In [29]: problem = DEBatteryOptimizer(
   ....:     request_id='tutorial_de_da_2025_08_01',
   ....:     country='de',
   ....:     user_id='tutorial_user',
   ....:     request_creation_time=pd.Timestamp.now(),
   ....:     asset={
   ....:         'battery_parameters': battery_parameters,
   ....:         'battery_initial_conditions': battery_initial_conditions,
   ....:         'price_forecast': price_forecast.reset_index().to_dict('records'),
   ....:         'battery_marketed': pd.DataFrame(
   ....:             {
   ....:                 'start': price_forecast.index, 'fcr_kw': 0.,
   ....:                 'afrr_capacity_pos_kw': 0., 'afrr_capacity_neg_kw': 0.,
   ....:                 'afrr_energy_pos_kw': 0., 'afrr_energy_neg_kw': 0.,
   ....:                 'bought_intraday_kw': 0., 'sold_intraday_kw': 0.,
   ....:                 'bought_epexIDA1_kw': 0., 'sold_epexIDA1_kw': 0.,
   ....:                 'bought_epexDA_kw': 0., 'sold_epexDA_kw': 0.,
   ....:             }
   ....:         ),
   ....:         'battery_availabilities': pd.DataFrame(
   ....:             {'start': price_forecast.index, 'availability': True}
   ....:         ),
   ....:         'strategy_optimization': {
   ....:             'frequency_min': '15min',
   ....:             'horizon': {'start': price_forecast.index[0], 'end': price_forecast.index[-1]},
   ....:             'markets': ['epexDA'],
   ....:         },
   ....:     },
   ....: )
   ....: 

In [30]: problem.solve_optimization_problem()

In [31]: from battery_optimizer.de.result import DEResult

In [32]: result = DEResult.create_dataframe_from_solved_problem(problem)

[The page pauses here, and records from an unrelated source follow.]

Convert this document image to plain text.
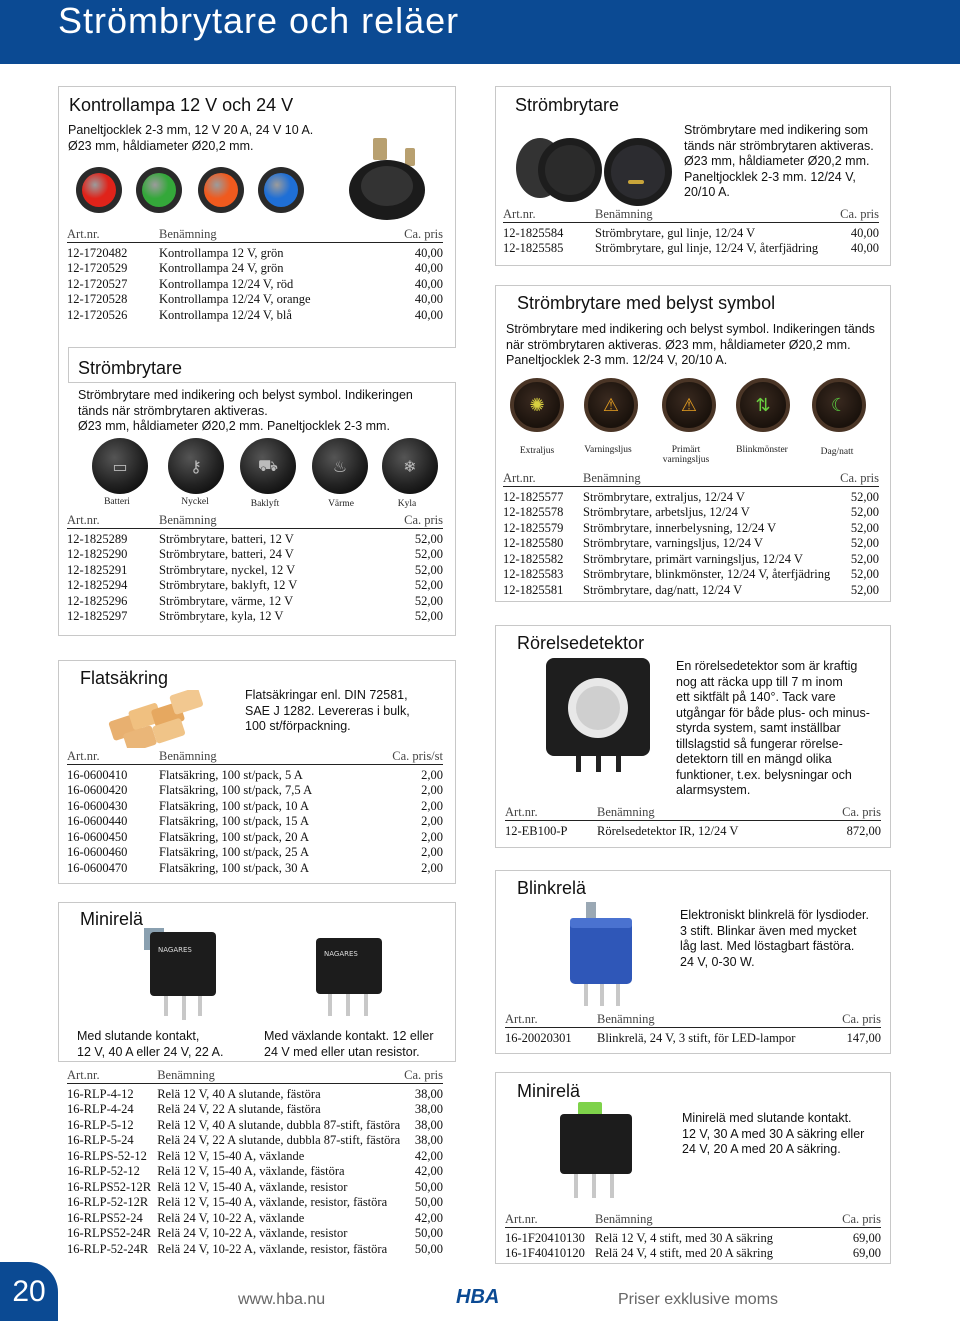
Strömbrytare och reläer
Kontrollampa 12 V och 24 V
Paneltjocklek 2-3 mm, 12 V 20 A, 24 V 10 A.
Ø23 mm, håldiameter Ø20,2 mm.
Art.nr.	Benämning	Ca. pris
12-1720482	Kontrollampa 12 V, grön	40,00
12-1720529	Kontrollampa 24 V, grön	40,00
12-1720527	Kontrollampa 12/24 V, röd	40,00
12-1720528	Kontrollampa 12/24 V, orange	40,00
12-1720526	Kontrollampa 12/24 V, blå	40,00
Strömbrytare
Strömbrytare med indikering och belyst symbol. Indikeringen
tänds när strömbrytaren aktiveras.
Ø23 mm, håldiameter Ø20,2 mm. Paneltjocklek 2-3 mm.
▭	⚷	⛟	♨	❄
Batteri	Nyckel	Baklyft	Värme	Kyla
Art.nr.	Benämning	Ca. pris
12-1825289	Strömbrytare, batteri, 12 V	52,00
12-1825290	Strömbrytare, batteri, 24 V	52,00
12-1825291	Strömbrytare, nyckel, 12 V	52,00
12-1825294	Strömbrytare, baklyft, 12 V	52,00
12-1825296	Strömbrytare, värme, 12 V	52,00
12-1825297	Strömbrytare, kyla, 12 V	52,00
Flatsäkring
Flatsäkringar enl. DIN 72581,
SAE J 1282. Levereras i bulk,
100 st/förpackning.
Art.nr.	Benämning	Ca. pris/st
16-0600410	Flatsäkring, 100 st/pack, 5 A	2,00
16-0600420	Flatsäkring, 100 st/pack, 7,5 A	2,00
16-0600430	Flatsäkring, 100 st/pack, 10 A	2,00
16-0600440	Flatsäkring, 100 st/pack, 15 A	2,00
16-0600450	Flatsäkring, 100 st/pack, 20 A	2,00
16-0600460	Flatsäkring, 100 st/pack, 25 A	2,00
16-0600470	Flatsäkring, 100 st/pack, 30 A	2,00
Minirelä
NAGARES	NAGARES
Med slutande kontakt,
12 V, 40 A eller 24 V, 22 A.
Med växlande kontakt. 12 eller
24 V med eller utan resistor.
Art.nr.	Benämning	Ca. pris
16-RLP-4-12	Relä 12 V, 40 A slutande, fästöra	38,00
16-RLP-4-24	Relä 24 V, 22 A slutande, fästöra	38,00
16-RLP-5-12	Relä 12 V, 40 A slutande, dubbla 87-stift, fästöra	38,00
16-RLP-5-24	Relä 24 V, 22 A slutande, dubbla 87-stift, fästöra	38,00
16-RLPS-52-12	Relä 12 V, 15-40 A, växlande	42,00
16-RLP-52-12	Relä 12 V, 15-40 A, växlande, fästöra	42,00
16-RLPS52-12R	Relä 12 V, 15-40 A, växlande, resistor	50,00
16-RLP-52-12R	Relä 12 V, 15-40 A, växlande, resistor, fästöra	50,00
16-RLPS52-24	Relä 24 V, 10-22 A, växlande	42,00
16-RLPS52-24R	Relä 24 V, 10-22 A, växlande, resistor	50,00
16-RLP-52-24R	Relä 24 V, 10-22 A, växlande, resistor, fästöra	50,00
Strömbrytare
Strömbrytare med indikering som
tänds när strömbrytaren aktiveras.
Ø23 mm, håldiameter Ø20,2 mm.
Paneltjocklek 2-3 mm. 12/24 V,
20/10 A.
Art.nr.	Benämning	Ca. pris
12-1825584	Strömbrytare, gul linje, 12/24 V	40,00
12-1825585	Strömbrytare, gul linje, 12/24 V, återfjädring	40,00
Strömbrytare med belyst symbol
Strömbrytare med indikering och belyst symbol. Indikeringen tänds
när strömbrytaren aktiveras. Ø23 mm, håldiameter Ø20,2 mm.
Paneltjocklek 2-3 mm. 12/24 V, 20/10 A.
✺	⚠	⚠	⇅	☾
Extraljus	Varningsljus	Primärt varningsljus
Blinkmönster	Dag/natt
Art.nr.	Benämning	Ca. pris
12-1825577	Strömbrytare, extraljus, 12/24 V	52,00
12-1825578	Strömbrytare, arbetsljus, 12/24 V	52,00
12-1825579	Strömbrytare, innerbelysning, 12/24 V	52,00
12-1825580	Strömbrytare, varningsljus, 12/24 V	52,00
12-1825582	Strömbrytare, primärt varningsljus, 12/24 V	52,00
12-1825583	Strömbrytare, blinkmönster, 12/24 V, återfjädring	52,00
12-1825581	Strömbrytare, dag/natt, 12/24 V	52,00
Rörelsedetektor
En rörelsedetektor som är kraftig
nog att räcka upp till 7 m inom
ett siktfält på 140°. Tack vare
utgångar för både plus- och minus-
styrda system, samt inställbar
tillslagstid så fungerar rörelse-
detektorn till en mängd olika
funktioner, t.ex. belysningar och
alarmsystem.
Art.nr.	Benämning	Ca. pris
12-EB100-P	Rörelsedetektor IR, 12/24 V	872,00
Blinkrelä
Elektroniskt blinkrelä för lysdioder.
3 stift. Blinkar även med mycket
låg last. Med löstagbart fästöra.
24 V, 0-30 W.
Art.nr.	Benämning	Ca. pris
16-20020301	Blinkrelä, 24 V, 3 stift, för LED-lampor	147,00
Minirelä
Minirelä med slutande kontakt.
12 V, 30 A med 30 A säkring eller
24 V, 20 A med 20 A säkring.
Art.nr.	Benämning	Ca. pris
16-1F20410130	Relä 12 V, 4 stift, med 30 A säkring	69,00
16-1F40410120	Relä 24 V, 4 stift, med 20 A säkring	69,00
20	www.hba.nu	HBA	Priser exklusive moms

In [33]: fig, (price_axis, power_axis) = plt.subplots(2, 1, figsize=(12, 8), sharex=True, gridspec_kw={'height_ratios': [1, 3]});

In [34]: fig.subplots_adjust(hspace=0.05);

In [35]: price_axis.plot(price_forecast.index, price_forecast['epexDA'], label='EPEX DA Price / EUR/MWh', color='tab:grey');

In [36]: price_axis.set_ylabel('Price (EUR/MWh)', fontsize='small');

In [37]: power_axis.bar(result.index, result['epexDA_volume_sold_MW'], width=0.01, label='Day-ahead wholesale / MW', color='tab:blue', alpha=0.6);

In [38]: power_axis.bar(result.index, -result['epexDA_volume_bought_MW'], width=0.01, label='Day-ahead wholesale / MW', color='tab:blue', alpha=0.6);

In [39]: power_axis.axhline(0, color='black', linewidth=1.5, linestyle='--');

In [40]: power_axis.set_ylabel('Power (MW)', fontsize='small');

In [41]: energy_axis = power_axis.twinx();

In [42]: energy_axis.plot(result.index, result['soe_target_kwh'].shift(1).fillna(0.) / 1000., label='State of Charge / MWh', color='tab:red');

In [43]: energy_axis.set_ylabel('State of Charge (MWh)', fontsize='small');

In [44]: fig.autofmt_xdate();

In [45]: plt.tight_layout();

In [46]: plt.show();
../../_images/de_da_two_cycles_optimization_result_2025_08_01.png

As we can see, allowing for two full cycles per day enables the optimizer to take advantage of the multiple price peaks during the day, resulting in increased revenue from the battery operation.

This demonstrates the flexibility and effectiveness of the battery_optimizer.de.battery_optimization.DEBatteryOptimizer in optimizing battery operations in the German wholesale day-ahead electricity market.